Haber-Fatoş Sarıkaya

Kadın ve LGBTİ+ örgütleri, afet dönemlerinde kadın ve LGBTİ+’ların öncelikli ihtiyaçlarının giderilmesinin ardından bundan sonraki süreçte neler yapılabileceğine dair çalışma ve dayanışma yollarını örüyor. Kadın örgütleri, afet dönemlerinde kadına yönelik şiddeti arttırdığına dikkat çekti.

Afet gibi kriz dönemlerinde en çok etkilenen kesim kadınlar, çocuklar ve LGBTİ+’lar oluyor. 6 Şubat depremlerinde bir kez daha kadınların iş yükünün arttığı, şiddete daha fazla maruz kaldıkları ve LGBTİ+ların temel haklara erişemediği gözlemlendi.

Tüm bu olumsuzluklarla savaşmak noktasında kadın örgütleri ve LGBTİ+ dernekleri, deprem bölgelerinde büyük bir çaba sarf etti. Hatay Deprem Dayanışması, Yeni Çözümler Derneği, Afet İçin Feminist Dayanışma Grubu ve Pembe Hayat Derneği, deprem sürecinde yaptıkları çalışmaları ve bundan sonra nasıl bir yol izlenerek dayanışmayı büyüteceklerini anlattılar.

“DEPREMLE BİRLİKTE KADININ YÜKÜ ARTTI”

Hatay Deprem Dayanışması’ndan Hülya Kavuk, depremin ilk günlerinde tamamen temel ihtiyaçları gidermeye yönelik çalışmalar geliştirdiklerini ve daha sonra mahallelerde kadınlara yönelik kurslar için çadırlar kurduklarını anlattı. Kadınların depremden önce ile depremden sonra yaşadıklarının arasında büyük bir uçurum olduğuna değinen Kavuk, “Kadınların sorunları depremle birlikte katlanarak arttı. Bütün ailenin koloni halinde yaşadığı çadırların içinde kadınların iş ve bakım yükü korkunç boyutlara ulaştı” dedi.
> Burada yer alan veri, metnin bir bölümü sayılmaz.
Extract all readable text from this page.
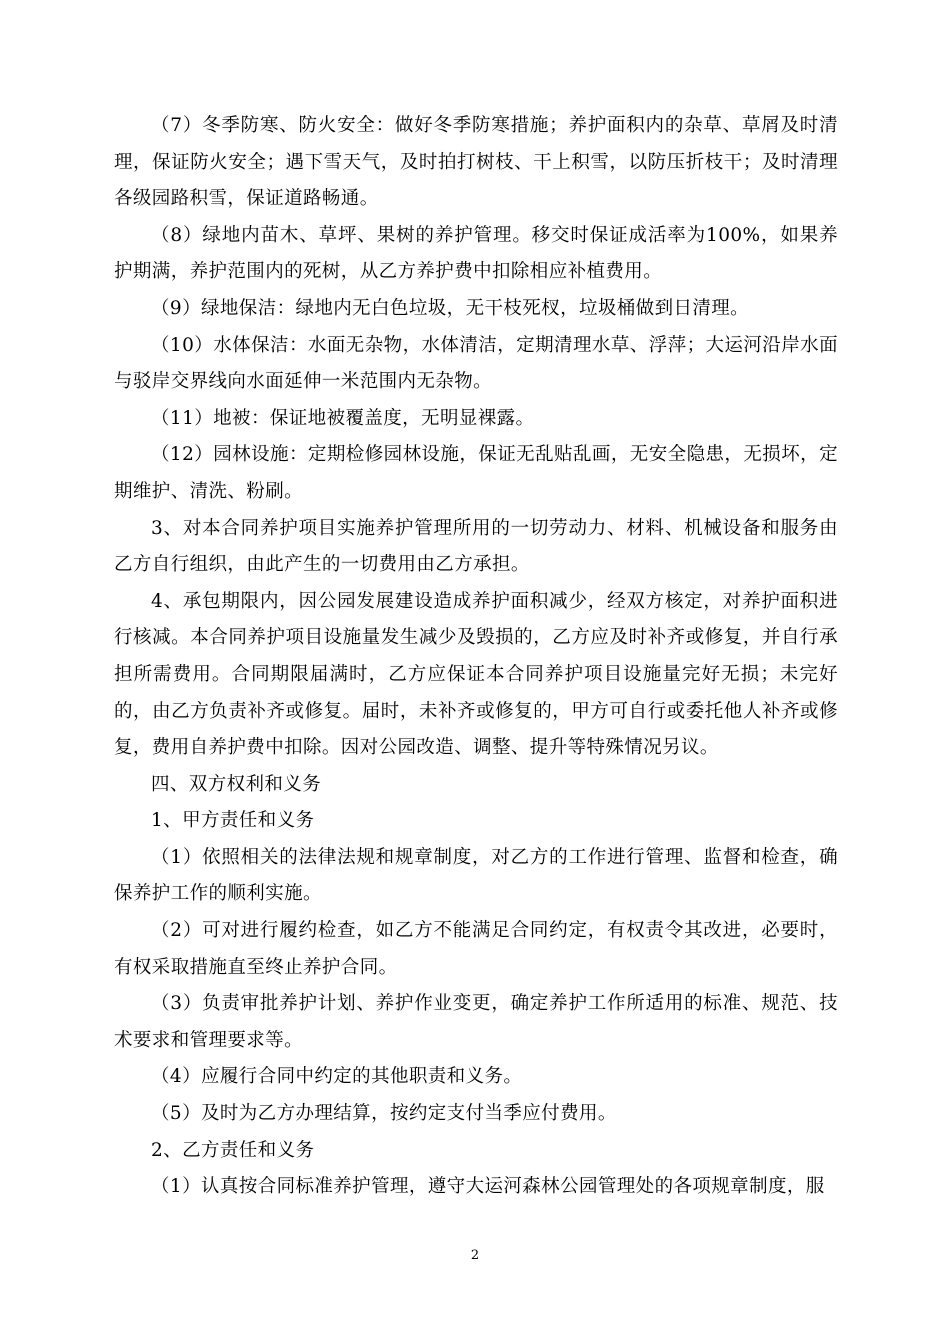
（7）冬季防寒、防火安全：做好冬季防寒措施；养护面积内的杂草、草屑及时清理，保证防火安全；遇下雪天气，及时拍打树枝、干上积雪，以防压折枝干；及时清理各级园路积雪，保证道路畅通。

（8）绿地内苗木、草坪、果树的养护管理。移交时保证成活率为100%，如果养护期满，养护范围内的死树，从乙方养护费中扣除相应补植费用。

（9）绿地保洁：绿地内无白色垃圾，无干枝死杈，垃圾桶做到日清理。

（10）水体保洁：水面无杂物，水体清洁，定期清理水草、浮萍；大运河沿岸水面与驳岸交界线向水面延伸一米范围内无杂物。

（11）地被：保证地被覆盖度，无明显裸露。

（12）园林设施：定期检修园林设施，保证无乱贴乱画，无安全隐患，无损坏，定期维护、清洗、粉刷。

3、对本合同养护项目实施养护管理所用的一切劳动力、材料、机械设备和服务由乙方自行组织，由此产生的一切费用由乙方承担。

4、承包期限内，因公园发展建设造成养护面积减少，经双方核定，对养护面积进行核减。本合同养护项目设施量发生减少及毁损的，乙方应及时补齐或修复，并自行承担所需费用。合同期限届满时，乙方应保证本合同养护项目设施量完好无损；未完好的，由乙方负责补齐或修复。届时，未补齐或修复的，甲方可自行或委托他人补齐或修复，费用自养护费中扣除。因对公园改造、调整、提升等特殊情况另议。

四、双方权利和义务

1、甲方责任和义务

（1）依照相关的法律法规和规章制度，对乙方的工作进行管理、监督和检查，确保养护工作的顺利实施。

（2）可对进行履约检查，如乙方不能满足合同约定，有权责令其改进，必要时，有权采取措施直至终止养护合同。

（3）负责审批养护计划、养护作业变更，确定养护工作所适用的标准、规范、技术要求和管理要求等。

（4）应履行合同中约定的其他职责和义务。

（5）及时为乙方办理结算，按约定支付当季应付费用。

2、乙方责任和义务

（1）认真按合同标准养护管理，遵守大运河森林公园管理处的各项规章制度，服

2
Yeni Çözümler Derneği’nden Duygu Dokuz da ağırlıklı olarak psikososyal çalışmalarına başladıklarını belirterek, “Malatya’da kadın kooperatifleriyle görüştük, Adıyaman’ın köylerine gitme şansımız oldu. Depremzede kadınlarla görüşmelerimiz sürüyor. Bir yıl boyunca bunu sürdüreceğiz” diye konuştu.
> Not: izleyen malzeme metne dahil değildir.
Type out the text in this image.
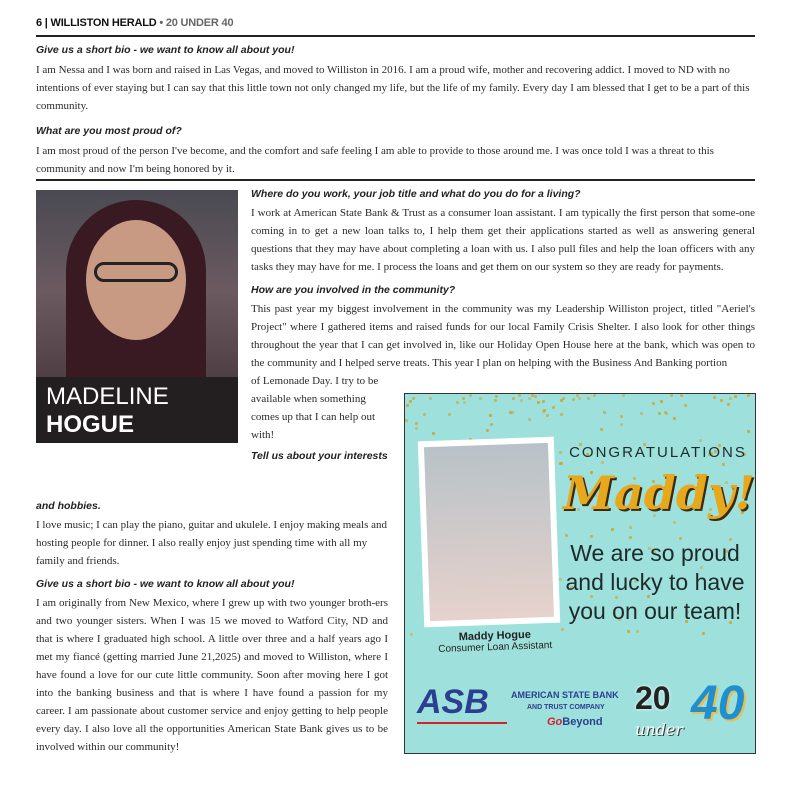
6 | WILLISTON HERALD • 20 UNDER 40
Give us a short bio - we want to know all about you!
I am Nessa and I was born and raised in Las Vegas, and moved to Williston in 2016. I am a proud wife, mother and recovering addict. I moved to ND with no intentions of ever staying but I can say that this little town not only changed my life, but the life of my family. Every day I am blessed that I get to be a part of this community.
What are you most proud of?
I am most proud of the person I've become, and the comfort and safe feeling I am able to provide to those around me. I was once told I was a threat to this community and now I'm being honored by it.
MADELINE
HOGUE
Where do you work, your job title and what do you do for a living?
I work at American State Bank & Trust as a consumer loan assistant. I am typically the first person that some-one coming in to get a new loan talks to, I help them get their applications started as well as answering general questions that they may have about completing a loan with us. I also pull files and help the loan officers with any tasks they may have for me. I process the loans and get them on our system so they are ready for payments.
How are you involved in the community?
This past year my biggest involvement in the community was my Leadership Williston project, titled "Aeriel's Project" where I gathered items and raised funds for our local Family Crisis Shelter. I also look for other things throughout the year that I can get involved in, like our Holiday Open House here at the bank, which was open to the community and I helped serve treats. This year I plan on helping with the Business And Banking portion
of Lemonade Day. I try to be available when something comes up that I can help out with!
Tell us about your interests
and hobbies.
I love music; I can play the piano, guitar and ukulele. I enjoy making meals and hosting people for dinner. I also really enjoy just spending time with all my family and friends.
Give us a short bio - we want to know all about you!
I am originally from New Mexico, where I grew up with two younger broth-ers and two younger sisters. When I was 15 we moved to Watford City, ND and that is where I graduated high school. A little over three and a half years ago I met my fiancé (getting married June 21,2025) and moved to Williston, where I have found a love for our cute little community. Soon after moving here I got into the banking business and that is where I have found a passion for my career. I am passionate about customer service and enjoy getting to help people every day. I also love all the opportunities American State Bank gives us to be involved within our community!
Maddy Hogue
Consumer Loan Assistant
CONGRATULATIONS
Maddy!
We are so proud and lucky to have you on our team!
ASB AMERICAN STATE BANK
AND TRUST COMPANY
GoBeyond
20
under 40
LGBTİ+’LARA YÖNELİK HAK İHLALLERİ DEPREMLE KATMERLENDİ

Pembe Hayat Derneği’nden Gök Akyel afet anında LGBTİ+’ların maruz kaldığı zorluklara değindi.
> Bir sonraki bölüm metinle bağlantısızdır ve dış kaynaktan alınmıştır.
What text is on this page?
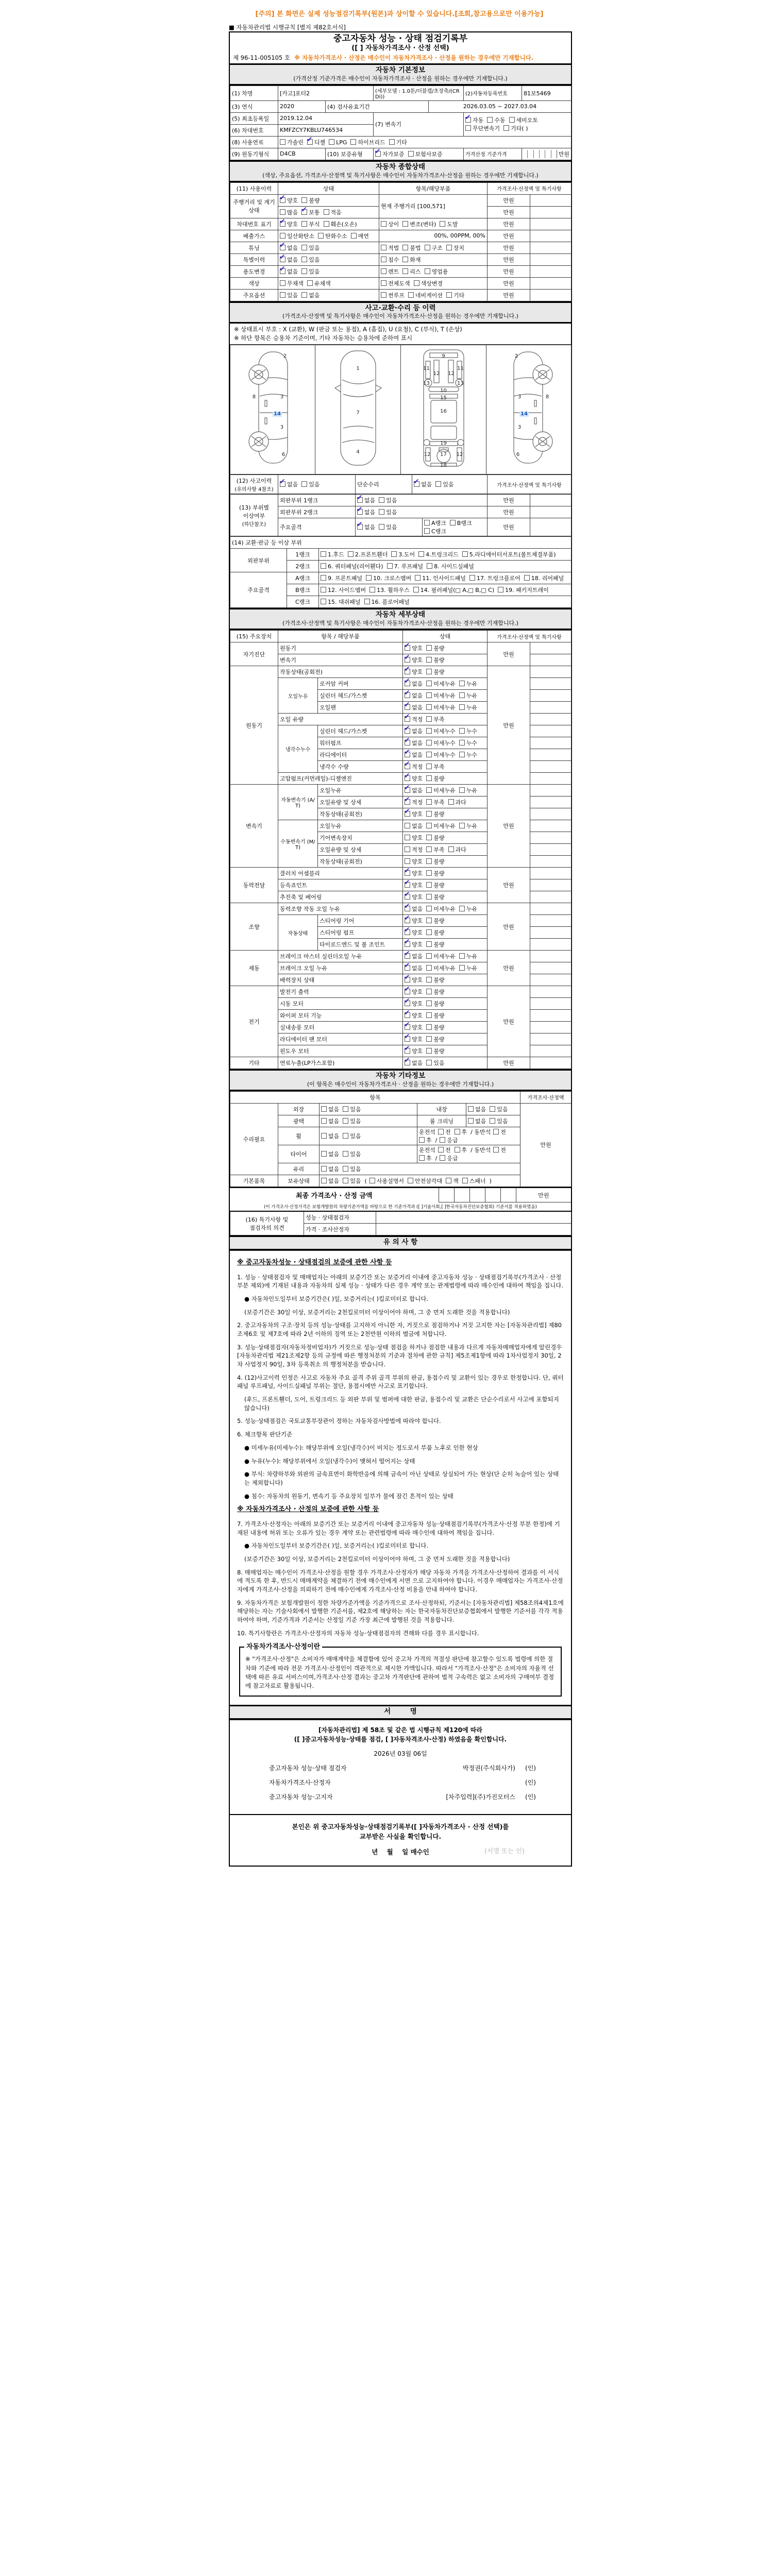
[주의] 본 화면은 실제 성능점검기록부(원본)과 상이할 수 있습니다.[조회,참고용으로만 이용가능]
■ 자동차관리법 시행규칙 [별지 제82호서식]
중고자동차 성능 · 상태 점검기록부
([ ] 자동차가격조사 · 산정 선택)
제 96-11-005105 호 ※ 자동차가격조사 · 산정은 매수인이 자동차가격조사 · 산정을 원하는 경우에만 기재합니다.
자동차 기본정보
(가격산정 기준가격은 매수인이 자동차가격조사 · 산정을 원하는 경우에만 기재합니다.)
(1) 차명	[카고]포터2		(세부모델 : 1.0톤/더블캡/초장축/(CRDi))		(2)자동차등록번호	81보5469
(3) 연식	2020	(4) 검사유효기간		2026.03.05 ~ 2027.03.04		
(5) 최초등록일	2019.12.04		(7) 변속기		✔ 자동 수동 세미오토
무단변속기 기타( )	

(6) 차대번호	KMFZCY7KBLU746534					
(8) 사용연료	가솔린 ✔ 디젤 LPG 하이브리드 기타					
(9) 원동기형식	D4CB	(10) 보증유형	✔ 자가보증 보험사보증		가격산정 기준가격	만원
자동차 종합상태
(색상, 주요옵션, 가격조사·산정액 및 특기사항은 매수인이 자동차가격조사·산정을 원하는 경우에만 기재합니다.)
(11) 사용이력	상태	항목/해당부품	가격조사·산정액 및 특기사항	
주행거리 및 계기상태	✔ 양호 불량	현재 주행거리 [100,571]	만원	
	많음 ✔ 보통 적음		만원	
차대번호 표기	✔ 양호 부식 훼손(오손)	상이 변조(변타) 도말	만원	
배출가스	일산화탄소 탄화수소 매연	00%, 00PPM, 00%	만원	
튜닝	✔ 없음 있음	적법 불법 구조 장치	만원	
특별이력	✔ 없음 있음	침수 화재	만원	
용도변경	✔ 없음 있음	렌트 리스 영업용	만원	
색상	무채색 유채색	전체도색 색상변경	만원	
주요옵션	있음 없음	썬루프 네비게이션 기타	만원	
사고·교환·수리 등 이력
(가격조사·산정액 및 특기사항은 매수인이 자동차가격조사·산정을 원하는 경우에만 기재합니다.)
※ 상태표시 부호 : X (교환), W (판금 또는 용접), A (흠집), U (요철), C (부식), T (손상)
※ 하단 항목은 승용차 기준이며, 기타 자동차는 승용차에 준하여 표시
2
8	3
14
3
6

1
7
4

9
11
12 12
11
13	13
10
15
16
19
12 17 12
18

2
3	8
14
3
6
(12) 사고이력
(유의사항 4참조)

✔ 없음 있음	단순수리	✔ 없음 있음	가격조사·산정액 및 특기사항
(13) 부위별
이상여부
(하단참조)
	외판부위 1랭크	✔ 없음 있음	만원	
	외판부위 2랭크	✔ 없음 있음		만원	
	주요골격	✔ 없음 있음	A랭크 B랭크C랭크	만원	
(14) 교환·판금 등 이상 부위		
외판부위	1랭크	1.후드 2.프론트휀더 3.도어 4.트렁크리드 5.라디에이터서포트(볼트체결부품)
	2랭크	6. 쿼터패널(리어휀다) 7. 루프패널 8. 사이드실패널
주요골격	A랭크	9. 프론트패널 10. 크로스멤버 11. 인사이드패널 17. 트렁크플로어 18. 리어패널
	B랭크	12. 사이드멤버 13. 휠하우스 14. 필러패널(□ A,□ B,□ C) 19. 패키지트레이
	C랭크	15. 대쉬패널 16. 플로어패널
자동차 세부상태
(가격조사·산정액 및 특기사항은 매수인이 자동차가격조사·산정을 원하는 경우에만 기재합니다.)
(15) 주요장치	항목 / 해당부품		상태	가격조사·산정액 및 특기사항	
자기진단	원동기		✔ 양호 불량	만원	
	변속기		✔ 양호 불량		
원동기	작동상태(공회전)		✔ 양호 불량	만원	
	오일누유	로커암 커버	✔ 없음 미세누유 누유		
		실린더 헤드/가스켓	✔ 없음 미세누유 누유		
		오일팬	✔ 없음 미세누유 누유		
	오일 유량		✔ 적정 부족		
	냉각수누수	실린더 헤드/가스켓	✔ 없음 미세누수 누수		
		워터펌프	✔ 없음 미세누수 누수		
		라디에이터	✔ 없음 미세누수 누수		
		냉각수 수량	✔ 적정 부족		
	고압펌프(커먼레일)-디젤엔진		✔ 양호 불량		
변속기	자동변속기 (A/T)	오일누유	✔ 없음 미세누유 누유	만원	
		오일유량 및 상세	✔ 적정 부족 과다		
		작동상태(공회전)	✔ 양호 불량		
	수동변속기 (M/T)	오일누유	없음 미세누유 누유		
		기어변속장치	양호 불량		
		오일유량 및 상세	적정 부족 과다		
		작동상태(공회전)	양호 불량		
동력전달	클러치 어셈블리		✔ 양호 불량	만원	
	등속죠인트		✔ 양호 불량		
	추진축 및 베어링		✔ 양호 불량		
조향	동력조향 작동 오일 누유		✔ 없음 미세누유 누유	만원	
	작동상태	스티어링 기어	✔ 양호 불량		
		스티어링 펌프	✔ 양호 불량		
		타이로드엔드 및 볼 조인트	✔ 양호 불량		
제동	브레이크 마스터 실린더오일 누유		✔ 없음 미세누유 누유	만원	
	브레이크 오일 누유		✔ 없음 미세누유 누유		
	배력장치 상태		✔ 양호 불량		
전기	발전기 출력		✔ 양호 불량	만원	
	시동 모터		✔ 양호 불량		
	와이퍼 모터 기능		✔ 양호 불량		
	실내송풍 모터		✔ 양호 불량		
	라디에이터 팬 모터		✔ 양호 불량		
	윈도우 모터		✔ 양호 불량		
기타	연료누출(LP가스포함)		✔ 없음 있음	만원	
자동차 기타정보
(이 항목은 매수인이 자동차가격조사 · 산정을 원하는 경우에만 기재합니다.)
항목					가격조사·산정액
수리필요	외장	없음 있음	내장	없음 있음	만원
	광택	없음 있음	룸 크리닝	없음 있음	
	휠	없음 있음	운전석 전 후 / 동반석 전후 / 응급		
	타이어	없음 있음	운전석 전 후 / 동반석 전후 / 응급		
	유리	없음 있음			
기본품목	보유상태	없음 있음 ( 사용설명서 안전삼각대 잭 스패너 )			
최종 가격조사 · 산정 금액						만원
(이 가격조사·산정가격은 보험개발원의 차량기준가액을 바탕으로 한 기준가격과 ([ ]기술사회,[ ]한국자동차진단보증협회) 기준서를 적용하였음)
(16) 특기사항 및
점검자의 의견	성능 · 상태점검자	
	가격 · 조사산정자	
유 의 사 항
※ 중고자동차성능 · 상태점검의 보증에 관한 사항 등

1. 성능 · 상태점검자 및 매매업자는 아래의 보증기간 또는 보증거리 이내에 중고자동차 성능 · 상태점검기록부(가격조사 · 산정 부분 제외)에 기재된 내용과 자동차의 실제 성능 · 상태가 다른 경우 계약 또는 관계법령에 따라 매수인에 대하여 책임을 집니다.

● 자동차인도일부터 보증기간은( )일, 보증거리는( )킬로미터로 합니다.

(보증기간은 30일 이상, 보증거리는 2천킬로미터 이상이어야 하며, 그 중 먼저 도래한 것을 적용합니다)

2. 중고자동차의 구조·장치 등의 성능·상태를 고지하지 아니한 자, 거짓으로 점검하거나 거짓 고지한 자는 [자동차관리법] 제80조제6호 및 제7호에 따라 2년 이하의 징역 또는 2천만원 이하의 벌금에 처합니다.

3. 성능·상태점검자(자동차정비업자)가 거짓으로 성능·상태 점검을 하거나 점검한 내용과 다르게 자동차매매업자에게 알린경우 [자동차관리법 제21조제2항 등의 규정에 따른 행정처분의 기준과 절차에 관한 규칙] 제5조제1항에 따라 1차사업정지 30일, 2차 사업정지 90일, 3차 등록취소 의 행정처분을 받습니다.

4. (12)사고이력 인정은 사고로 자동차 주요 골격 주위 골격 부위의 판금, 용접수리 및 교환이 있는 경우로 한정합니다. 단, 쿼터패널 루프패널, 사이드실패널 부위는 절단, 용접시에만 사고로 표기합니다.

(후드, 프론트휀더, 도어, 트렁크리드 등 외판 부위 및 범퍼에 대한 판금, 용접수리 및 교환은 단순수리로서 사고에 포함되지 않습니다)

5. 성능·상태점검은 국토교통부장관이 정하는 자동차검사방법에 따라야 합니다.

6. 체크항목 판단기준

● 미세누유(미세누수): 해당부위에 오일(냉각수)이 비치는 정도로서 부품 노후로 인한 현상

● 누유(누수): 해당부위에서 오일(냉각수)이 맺혀서 떨어지는 상태

● 부식: 차량하부와 외판의 금속표면이 화학반응에 의해 금속이 아닌 상태로 상실되어 가는 현상(단 순히 녹슬어 있는 상태는 제외합니다)

● 침수: 자동차의 원동기, 변속기 등 주요장치 일부가 물에 잠긴 흔적이 있는 상태

※ 자동차가격조사 · 산정의 보증에 관한 사항 등

7. 가격조사·산정자는 아래의 보증기간 또는 보증거리 이내에 중고자동차 성능·상태점검기록부(가격조사·산정 부분 한정)에 기재된 내용에 허위 또는 오류가 있는 경우 계약 또는 관련법령에 따라 매수인에 대하여 책임을 집니다.

● 자동차인도일부터 보증기간은( )일, 보증거리는( )킬로미터로 합니다.

(보증기간은 30일 이상, 보증거리는 2천킬로미터 이상이어야 하며, 그 중 먼저 도래한 것을 적용합니다)

8. 매매업자는 매수인이 가격조사·산정을 원할 경우 가격조사·산정자가 해당 자동차 가격을 가격조사·산정하여 결과를 이 서식에 적도록 한 후, 반드시 매매계약을 체결하기 전에 매수인에게 서면 으로 고지하여야 합니다. 이경우 매매업자는 가격조사·산정자에게 가격조사·산정을 의뢰하기 전에 매수인에게 가격조사·산정 비용을 안내 하여야 합니다.

9. 자동차가격은 보험개발원이 정한 차량가준가액을 기준가격으로 조사·산정하되, 기준서는 [자동차관리법] 제58조의4제1호에 해당하는 자는 기술사회에서 발행한 기준서를, 제2호에 해당하는 자는 한국자동차진단보증협회에서 발행한 기준서를 각각 적용하여야 하며, 기준가격과 기준서는 산정일 기준 가장 최근에 발행된 것을 적용합니다.

10. 특기사항란은 가격조사·산정자의 자동차 성능·상태점검자의 견해와 다를 경우 표시합니다.

자동차가격조사·산정이란
※ "가격조사·산정"은 소비자가 매매계약을 체결함에 있어 중고차 가격의 적절성 판단에 참고할수 있도록 법령에 의한 절차와 기준에 따라 전문 가격조사·산정인이 객관적으로 제시한 가액입니다. 따라서 "가격조사·산정"은 소비자의 자율적 선택에 따른 유료 서비스이며,가격조사·산정 결과는 중고차 가격판단에 관하여 법적 구속력은 없고 소비자의 구매여부 결정에 참고자료로 활용됩니다.
서        명
[자동차관리법] 제 58조 및 같은 법 시행규칙 제120에 따라
([ ]중고자동차성능·상태를 점검, [ ]자동차격조사·산정) 하였음을 확인합니다.
2026년 03월 06일
중고자동차 성능·상태 점검자	박정권(주식회사가)	(인)
자동차가격조사·산정자	(인)
중고자동차 성능·고지자	[차주입력](주)가진모터스	(인)
본인은 위 중고자동차성능·상태점검기록부([ ]자동차가격조사 · 산정 선택)를
교부받은 사실을 확인합니다.
년    월    일 매수인	(서명 또는 인)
Akyel, “LGBTİ+’lar temel haklarına ulaşmakta her zaman için zorluk yaşıyorlar ama deprem gibi kriz anlarında daha da katmerleniyor. Depremden sonra barınmaya ulaşmakta çok ciddi sorunlar yaşandı. Özellikle kadın translar çadırda kalırken ayrımcılığa maruz kaldılar. Yemek sırasına bile giremediklerini söylediler. Bu sebeple Ankara LGBTİ+ Deprem Dayanışması’nı kurduk. Kriz anı atlatılınca bundan sonra neler yapabilirizin üstünde çalışıyoruz” diye konuştu.

Afet İçin Feminist Dayanışma Grubu ise, tamamen kadınların ihtiyaçlarını kapsayan Mor Tır fikriyle yola çıkarak deprem bölgelerindeki kadınlara ulaştı. Temel ihtiyaçların ötesinde kadın çadırları kuran grup, burada kadınların soluklanabildiği, aile bağlarının dışına çıkabildiği, üretim yapabileceği, başka insanlarla tanışabildiği alanlar oluşturdu.

Afet İçin Feminist Dayanışma Grubu’ndan Feride Eralp de, “Temel ihtiyaçlardan sonra bir araya gelip bundan sonra ne yapıyoruzu konuşma zamanı da geldiği için biz de kadınların kolektif bir şekilde üretebildiği, kendi ayakları üzerinde durabildiği oluşumları nasıl destekleriz, bunu nasıl kolaylaştırırız diye düşünmeye başladık ve Hatay Samandağ’da kolektif mutfak fikrimiz için uğraşıyoruz. Kadınların oluşturduğu Mara El Sanatları Atölyesi kurması yolculuğuna katıldık. Bu tip destek ve dayanışmaların çoğalmasıyla daha özgür olacağımıza inandığımız için bu yolda yürüyoruz” sözlerini kullandı.